Wildflower plots produce over 40 percent greater hay yields than grass plots
15 October 2007 by James Bullock and Richard Pywell
James Bullock and Richard Pywell report how farmers can increase hay yields by planting more wildflowers.
Conventional wisdom suggests that the best way for grassland farmers to get a high yield of dairy products, meat and wool is to add large amounts of fertiliser to fields sown with a few rapidly growing grass species. This goes against the desire of conservationists to restore traditional hay meadows and other grasslands with many plants and associated animals. Our experiment growing wildflowers in hay meadows on two farms has shown that these aims need not be in conflict.
The huge intensification of agriculture in the second half of the 20th century led to the ploughing of ancient grasslands, heavy applications of fertilisers and spraying with pesticides. These combined to cause huge losses of biodiversity including drastic declines in farmland birds, bumblebees, butterflies and wild flowers.
As a whole, the diverse plant community uses soil nutrients and energy from the sun more efficiently.
Since the mid-1980s, governments in the UK and parts of Europe introduced voluntary agri-environment schemes which require farmers to remove some of their land from intensive production and manage it in a more wildlife friendly way. Although they are recompensed, it is proving difficult to persuade farmers to undertake this huge change in their practices.
For example, many years of research have shown farmers that to increase livestock production they need high-yielding grass fields. These should be resown with a few grasses and then fertilised heavily. Now, they are being asked to stop fertilising and to sow a variety of wildflowers and grasses to recreate traditional hay meadows. Surely, this goes against the whole aim of farming - to produce food?
We investigated this question by taking fields at two English farms and recreating hay meadows with many wildflower species. We contrasted their agricultural output with plots where we had sown only a few grasses.
More species, more growth
Surprisingly, the wildflower plots produced over 40 percent greater hay yield than the grass plots. This hay had as good or better food quality for cattle in terms of nutrient content, than that from the grass plots. We also showed that the effects lasted and increased over eight years, countering suggestions that this effect is temporary.

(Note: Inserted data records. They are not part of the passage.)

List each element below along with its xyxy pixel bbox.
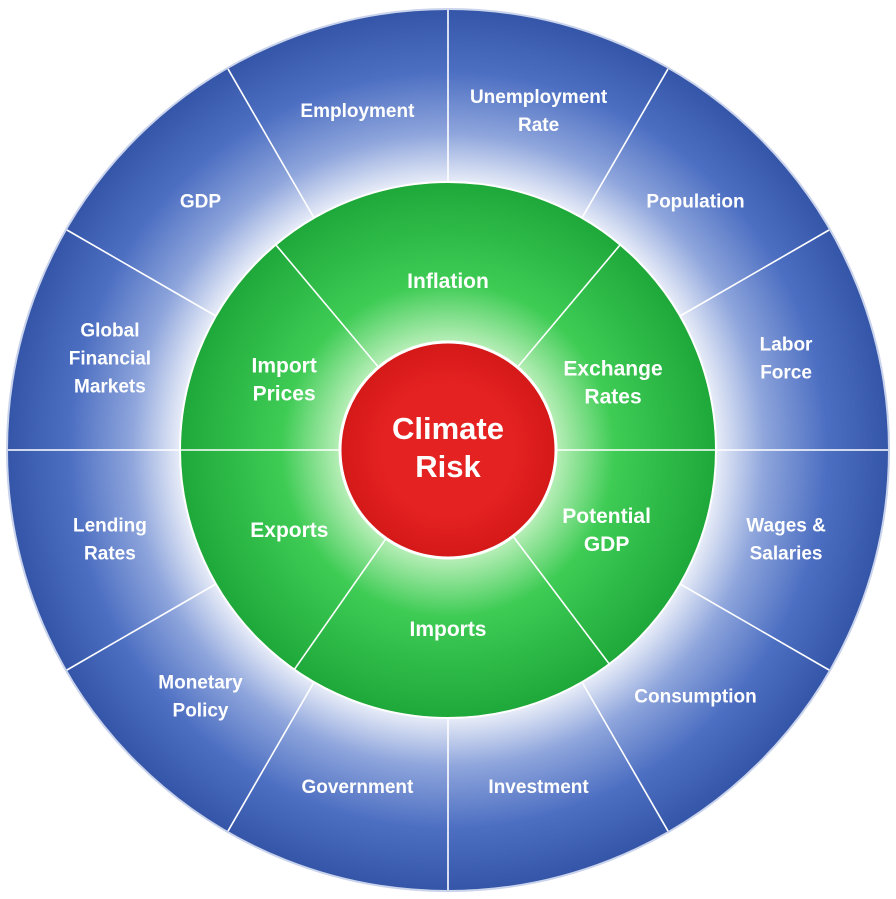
- outer-label: Unemployment Rate: [470, 87, 608, 136]
- outer-divider: [66, 229, 217, 317]
- center-label-line: Risk: [415, 449, 481, 484]
- center-label: Climate Risk: [392, 411, 504, 484]
- outer-label: Labor Force: [760, 334, 813, 383]
- outer-label-line: Wages &: [746, 516, 826, 537]
- outer-label-line: Markets: [74, 376, 146, 397]
- outer-label-line: Policy: [173, 701, 229, 722]
- outer-divider: [227, 681, 315, 832]
- center-circle: [338, 340, 558, 560]
- outer-divider: [679, 229, 830, 317]
- outer-divider: [581, 681, 669, 832]
- center-label-line: Climate: [392, 411, 504, 446]
- inner-divider: [516, 244, 621, 368]
- inner-label: Import Prices: [251, 354, 316, 405]
- outer-label-line: GDP: [180, 192, 222, 213]
- inner-divider: [293, 538, 387, 670]
- outer-label-line: Global: [80, 320, 139, 341]
- outer-label-line: Population: [646, 192, 744, 213]
- outer-label-line: Investment: [488, 777, 589, 798]
- inner-label-line: GDP: [584, 532, 630, 555]
- outer-label-line: Unemployment: [470, 87, 608, 108]
- outer-label: Government: [301, 777, 414, 798]
- outer-label-line: Lending: [73, 516, 147, 537]
- outer-label-line: Labor: [760, 334, 813, 355]
- inner-label-line: Inflation: [407, 270, 489, 293]
- outer-label: Monetary Policy: [158, 673, 243, 722]
- outer-label-line: Force: [760, 362, 812, 383]
- inner-label-line: Prices: [253, 382, 316, 405]
- outer-label: Lending Rates: [73, 516, 147, 565]
- dividers: [8, 10, 888, 890]
- inner-label-line: Rates: [584, 385, 641, 408]
- inner-label-line: Exports: [250, 518, 328, 541]
- inner-label: Exchange Rates: [563, 357, 662, 408]
- outer-label: Investment: [488, 777, 589, 798]
- outer-label-line: Financial: [69, 348, 151, 369]
- inner-label-line: Imports: [409, 618, 486, 641]
- outer-label-line: Rates: [84, 544, 136, 565]
- inner-label: Exports: [250, 518, 328, 541]
- outer-label: Population: [646, 192, 744, 213]
- outer-label: Wages & Salaries: [746, 516, 826, 565]
- outer-label-line: Consumption: [634, 687, 756, 708]
- labels: Inflation Exchange Rates Potential GDP Import…: [69, 87, 826, 798]
- outer-label: GDP: [180, 192, 222, 213]
- inner-label-line: Potential: [562, 504, 651, 527]
- outer-divider: [66, 583, 217, 671]
- outer-divider: [227, 68, 315, 219]
- outer-label: Employment: [300, 101, 415, 122]
- outer-label: Global Financial Markets: [69, 320, 151, 397]
- outer-label-line: Government: [301, 777, 414, 798]
- outer-divider: [679, 583, 830, 671]
- outer-divider: [581, 68, 669, 219]
- inner-label-line: Exchange: [563, 357, 662, 380]
- inner-divider: [512, 535, 610, 665]
- outer-label-line: Employment: [300, 101, 415, 122]
- outer-label-line: Rate: [518, 115, 559, 136]
- inner-label: Potential GDP: [562, 504, 651, 555]
- inner-label: Inflation: [407, 270, 489, 293]
- inner-label-line: Import: [251, 354, 316, 377]
- inner-divider: [275, 244, 380, 368]
- outer-label: Consumption: [634, 687, 756, 708]
- outer-label-line: Monetary: [158, 673, 243, 694]
- outer-label-line: Salaries: [750, 544, 823, 565]
- inner-label: Imports: [409, 618, 486, 641]
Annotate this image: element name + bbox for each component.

Scientists can develop 'win-win' solutions which give both biodiversity conservation and economic gain.
Why does this seem to go against received wisdom? Work by ourselves and others has shown that the greater variety of species, especially wildflowers, results in a greater range of growth forms and life-styles. Species root to different depths, grow to diverse heights, and develop at different times of the year. This means that, as a whole the diverse plant community uses soil nutrients and energy from the sun more efficiently than can a community with fewer species.
This effect is especially strong when soil fertility is low. These fields were not fertilised. If they had been we could have achieved about double the hay yield we got and would have largely wiped out the diversity effect, but we would also have lost many species and potentially polluted watercourses with the runoff.
So, this study suggests that biodiversity has an important economic role for humans and that maintaining and restoring species and habitats can contribute to more sustainable use of the planet. More specifically, it shows farmers that scientists can develop 'win-win' solutions which give both biodiversity conservation and economic gain.
Following on from this project we are now working on simple methods to increase farmland biodiversity and how this may bring a wide range of benefits including increased hay quality and soil properties and decreased pollution. We are also working with social scientists to look at how we can help farmers approach agri-environment schemes.
Dr James Bullock and Dr Richard Pywell are plant ecologists at the Centre for Ecology & Hydrology.